Efek domino naiknya harga BBM, mulai terjadi di harga bumbu masakan. Hal ini menimbulkan dilema pedagang masakan dan katering. Mereka berniat menaikkan harga, tapi takut berdampak kehilangan pelanggan.
Seperti Endang yang membuka warung nasi di selatan Pasar Legi Kota Blitar ini. Dia tidak menaikkan harga makanan yang dijualnya pasca kenaikan harga BBM. Karena lokasi usahanya dekat dengan pasar, sehingga belanja bahan mentah tidak membutuhkan posting anggaran untuk ongkos BBM.

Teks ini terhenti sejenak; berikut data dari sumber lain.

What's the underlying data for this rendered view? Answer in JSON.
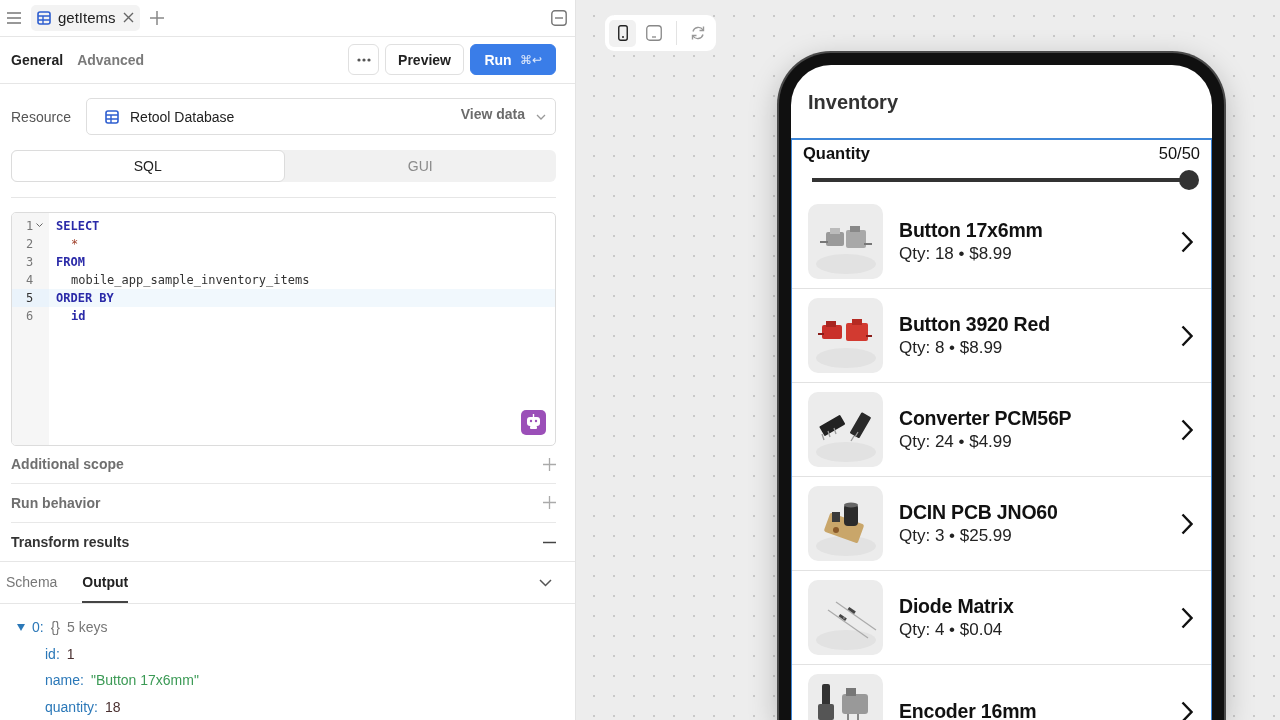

Diakui Endang, keuntungannya menurun sampai 20 persen dampak adanya kenaikan harga BBM. Beberapa harga bahan mengalami kenaikan, seperti cabai merah, bawang putih dan bawang merah. Namun Endang masih mempunyai stok banyak sehingga masih mendapatkan harga lebih murah bulan kemarin. Selain itu, Endang biasanya mengambil stok bumbu tersebut langsung dari suplier atau pengepul.
SCROLL TO CONTINUE WITH CONTENT
"Harga tetap, porsi juga saya layani tetap. Bagi saya, untung berkurang sampai 20 persen gak papa. Yang penting tetap bisa jualan walaupun untung sedikit. Asal pelanggan saya puas dan tidak berpindah tempat," kata Endang, Rabu (7/9/2022).
Berbeda dengan Dita yang membuka usaha katering rumahan sejak 4 tahun silam. Dita setiap hari berbelanja bahan mentah untuk menjamin kesegaran masakannya. Dan sejak harga BBM naik, harga bahan mentah dan bumbu yang dibelinya bergantian naik tiap hari.
"Kemarin lusa itu bawang merah yang semula Rp 23 ribu naik jadi Rp 28 ribu. Cabai besar, hari ini naik juga. Dari Rp 50 ribu jadi Rp 80 ribu. Beras juga naik, semula Rp 11 ribu jadi Rp 14 ribu. Sayuran, seperti kacang panjang, hari ini juga naik. Semula Rp 6000 seikat, jadi naik Rp 8000. Tambah susah menjalani usaha makanan," keluh ibu dengan dua anak ini.
Walaupun dihantui menghilangnya pelanggan, namun Dita memilih rasional berhitung daripada tekor berkepanjangan. Dia memang tidak menaikkan harga paket masakan. Namun memilih menaikkan ongkos kir ke rumah-rumah para pelanggannya.
"Dulu jarak kurang dari 5 KM, ongkirnya hanya Rp 8000. Sekarang terpaksa saya naikkan jadi Rp 10 ribu. Kalau yang jaraknya lebih dari 5 KM, dulu ongkir itu Rp 10 ribu, sekarang saya naikkan Rp 15 ribu. Tapi ada juga yang akhirnya mengambil sendiri kesini. Ya resikonya, pelanggan saya berkurang sampai separuh," ungkapnya.
Dilema serupa tak luput dialami penjual angkringan. Mau menaikkan harga, tapi takut pelanggan menghilang. Namun mereka tetap mengikuti harga pedagang yang menitipkan makanan dan camilan di angkringannya.
"Kalau makanan atau camilan , kami ngikut harga yang titip. Hampir semua naik Rp 1000/ buah. Kami hanya bertahan di harga minuman. Biar para pelanggan gak hilang. Soalnya lama menarik mereka kesini. Kompetitor makin menjamur. Terpaksa pasang harga bersaing lah. Untung tipis gak masalah," pungkas Agus, penjual angkringan di Jalan Anjasmoro.